Sylvester did review one of Hamilton's 50s exhibitions at length, 'an Exhibit' (recently revived again upstairs at the ICA), which he wrote about enthusiastically in a review 'which I think I wrote for the New Statesman' which was not published at the time (I wish I knew why) but which appeared in Modern Painters following the death of Victor Pasmore in 1998, as a tribute to the artist (I wrote a little more about that review here. But then the 'kind of earthly paradise' of 'an Exhibit' was an entirely different proposition to 'This is Tomorrow' or 'Man, Machine and Motion'. Sylvester's affirmation for this most classical of Hamilton's ventures only reinforces, perhaps his distance from most Independent Group projects at the time.
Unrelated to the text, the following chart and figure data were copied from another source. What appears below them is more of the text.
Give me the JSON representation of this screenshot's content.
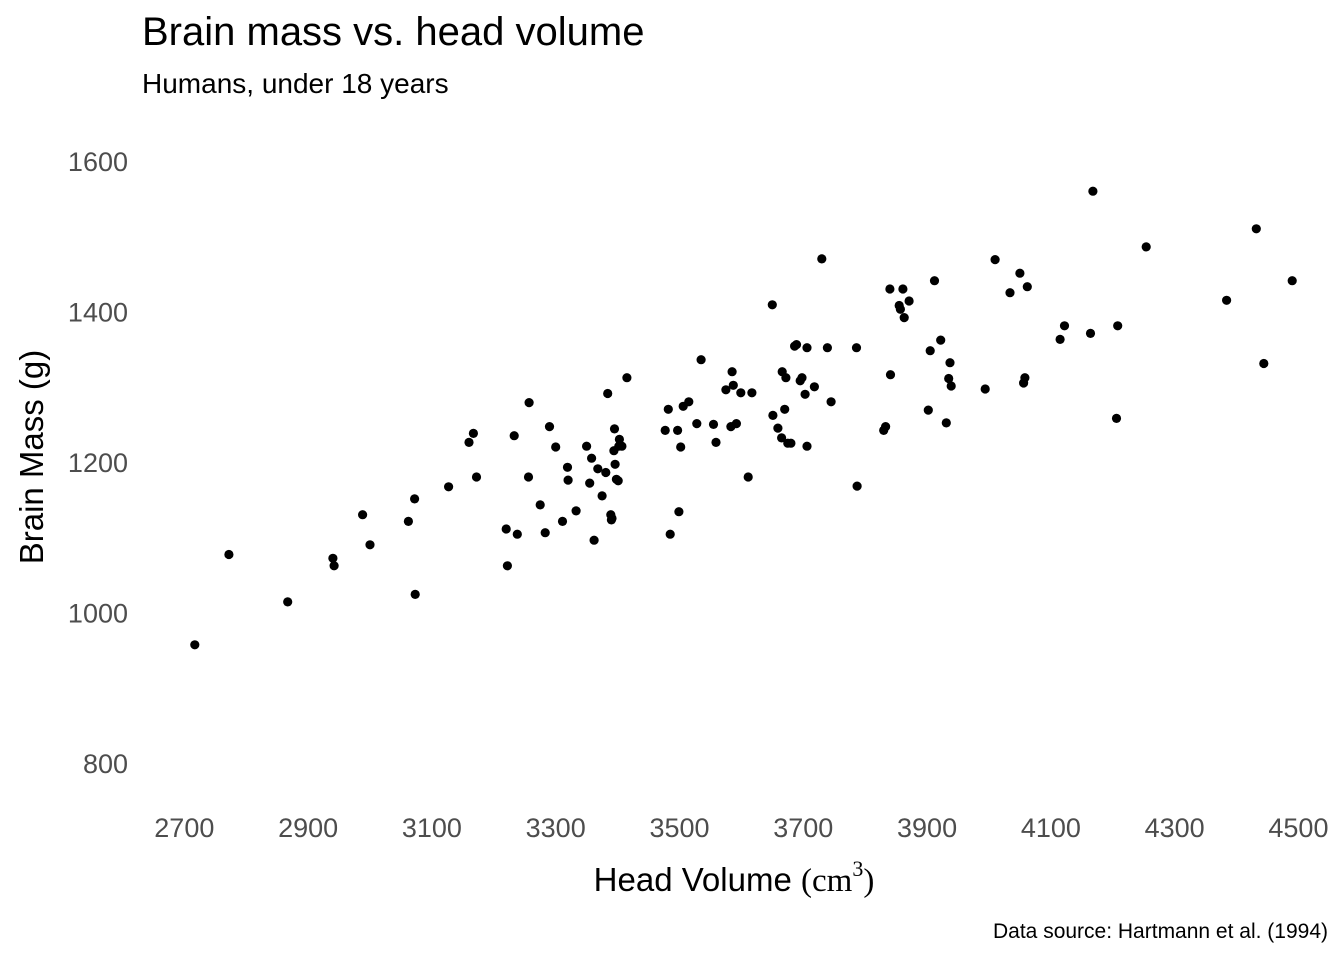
{
  "chart_data": {
    "type": "scatter",
    "title": "Brain mass vs. head volume",
    "subtitle": "Humans, under 18 years",
    "caption": "Data source: Hartmann et al. (1994)",
    "xlabel": "Head Volume",
    "xlabel_unit_base": "cm",
    "xlabel_unit_exp": "3",
    "ylabel": "Brain Mass (g)",
    "xlim": [
      2630,
      4530
    ],
    "ylim": [
      760,
      1640
    ],
    "x_ticks": [
      2700,
      2900,
      3100,
      3300,
      3500,
      3700,
      3900,
      4100,
      4300,
      4500
    ],
    "y_ticks": [
      800,
      1000,
      1200,
      1400,
      1600
    ],
    "grid": false,
    "point_color": "#000000",
    "points": [
      [
        2717,
        957
      ],
      [
        2772,
        1077
      ],
      [
        2867,
        1014
      ],
      [
        2940,
        1072
      ],
      [
        2942,
        1062
      ],
      [
        2988,
        1130
      ],
      [
        3000,
        1090
      ],
      [
        3062,
        1121
      ],
      [
        3072,
        1151
      ],
      [
        3073,
        1024
      ],
      [
        3127,
        1167
      ],
      [
        3160,
        1226
      ],
      [
        3167,
        1238
      ],
      [
        3172,
        1180
      ],
      [
        3220,
        1111
      ],
      [
        3222,
        1062
      ],
      [
        3233,
        1235
      ],
      [
        3238,
        1104
      ],
      [
        3256,
        1180
      ],
      [
        3257,
        1279
      ],
      [
        3275,
        1143
      ],
      [
        3283,
        1106
      ],
      [
        3290,
        1247
      ],
      [
        3300,
        1220
      ],
      [
        3311,
        1121
      ],
      [
        3319,
        1193
      ],
      [
        3320,
        1176
      ],
      [
        3333,
        1135
      ],
      [
        3350,
        1221
      ],
      [
        3355,
        1172
      ],
      [
        3358,
        1205
      ],
      [
        3362,
        1096
      ],
      [
        3368,
        1191
      ],
      [
        3375,
        1155
      ],
      [
        3381,
        1186
      ],
      [
        3384,
        1291
      ],
      [
        3389,
        1130
      ],
      [
        3390,
        1123
      ],
      [
        3391,
        1125
      ],
      [
        3394,
        1215
      ],
      [
        3395,
        1244
      ],
      [
        3396,
        1197
      ],
      [
        3398,
        1177
      ],
      [
        3401,
        1175
      ],
      [
        3402,
        1221
      ],
      [
        3403,
        1230
      ],
      [
        3407,
        1221
      ],
      [
        3415,
        1312
      ],
      [
        3477,
        1242
      ],
      [
        3482,
        1270
      ],
      [
        3485,
        1104
      ],
      [
        3497,
        1242
      ],
      [
        3499,
        1134
      ],
      [
        3502,
        1220
      ],
      [
        3506,
        1274
      ],
      [
        3515,
        1280
      ],
      [
        3528,
        1251
      ],
      [
        3535,
        1336
      ],
      [
        3555,
        1250
      ],
      [
        3559,
        1226
      ],
      [
        3575,
        1296
      ],
      [
        3583,
        1247
      ],
      [
        3585,
        1320
      ],
      [
        3587,
        1302
      ],
      [
        3592,
        1251
      ],
      [
        3599,
        1292
      ],
      [
        3611,
        1180
      ],
      [
        3617,
        1292
      ],
      [
        3650,
        1409
      ],
      [
        3651,
        1262
      ],
      [
        3659,
        1245
      ],
      [
        3665,
        1232
      ],
      [
        3666,
        1320
      ],
      [
        3670,
        1270
      ],
      [
        3672,
        1312
      ],
      [
        3675,
        1225
      ],
      [
        3680,
        1225
      ],
      [
        3686,
        1354
      ],
      [
        3689,
        1356
      ],
      [
        3695,
        1308
      ],
      [
        3698,
        1312
      ],
      [
        3703,
        1290
      ],
      [
        3706,
        1352
      ],
      [
        3706,
        1221
      ],
      [
        3718,
        1300
      ],
      [
        3730,
        1470
      ],
      [
        3739,
        1352
      ],
      [
        3745,
        1280
      ],
      [
        3786,
        1352
      ],
      [
        3787,
        1168
      ],
      [
        3830,
        1242
      ],
      [
        3833,
        1247
      ],
      [
        3840,
        1430
      ],
      [
        3841,
        1316
      ],
      [
        3855,
        1408
      ],
      [
        3857,
        1403
      ],
      [
        3861,
        1430
      ],
      [
        3863,
        1392
      ],
      [
        3871,
        1414
      ],
      [
        3902,
        1269
      ],
      [
        3905,
        1348
      ],
      [
        3912,
        1441
      ],
      [
        3922,
        1362
      ],
      [
        3931,
        1252
      ],
      [
        3935,
        1311
      ],
      [
        3937,
        1332
      ],
      [
        3939,
        1301
      ],
      [
        3994,
        1297
      ],
      [
        4010,
        1469
      ],
      [
        4034,
        1425
      ],
      [
        4050,
        1451
      ],
      [
        4056,
        1305
      ],
      [
        4058,
        1312
      ],
      [
        4062,
        1433
      ],
      [
        4115,
        1363
      ],
      [
        4122,
        1381
      ],
      [
        4164,
        1371
      ],
      [
        4168,
        1560
      ],
      [
        4206,
        1258
      ],
      [
        4208,
        1381
      ],
      [
        4254,
        1486
      ],
      [
        4384,
        1415
      ],
      [
        4432,
        1510
      ],
      [
        4444,
        1331
      ],
      [
        4490,
        1441
      ]
    ]
  }
}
But I'm not trying to show that Sylvester was slow to catch onto Hamilton. Rather, without having done the necessary research, I'm pondering how visible Hamilton's own work was at the time. Without a one-man show to his name between 1955 and 1964 (when he showed the 'tabular paintings' as a group at the Hanover Gallery), I wonder how widely-known his work was outside the IG (and of course Hamilton and his associates were prolific writers anyway). Sylvester at least illustrated Hamilton's work and described him as a 'committedly Pop artist' in his well-known Sunday Times Magazine article 'Art in a Coke Climate' in 1964, but even there, he receives no further comment in an article dominated by artists such as Lichtenstein and Johns. In the long bibliography in the catalogue for the recent Tate Modern show, hardly anything before 1964 is listed, apart from writing by Independent Group associates. My idle question is simply whether Sylvester's silence on Hamilton at the time was one of active avoidance or simply, as with Lucian Freud during the same period, part of a critical consensus.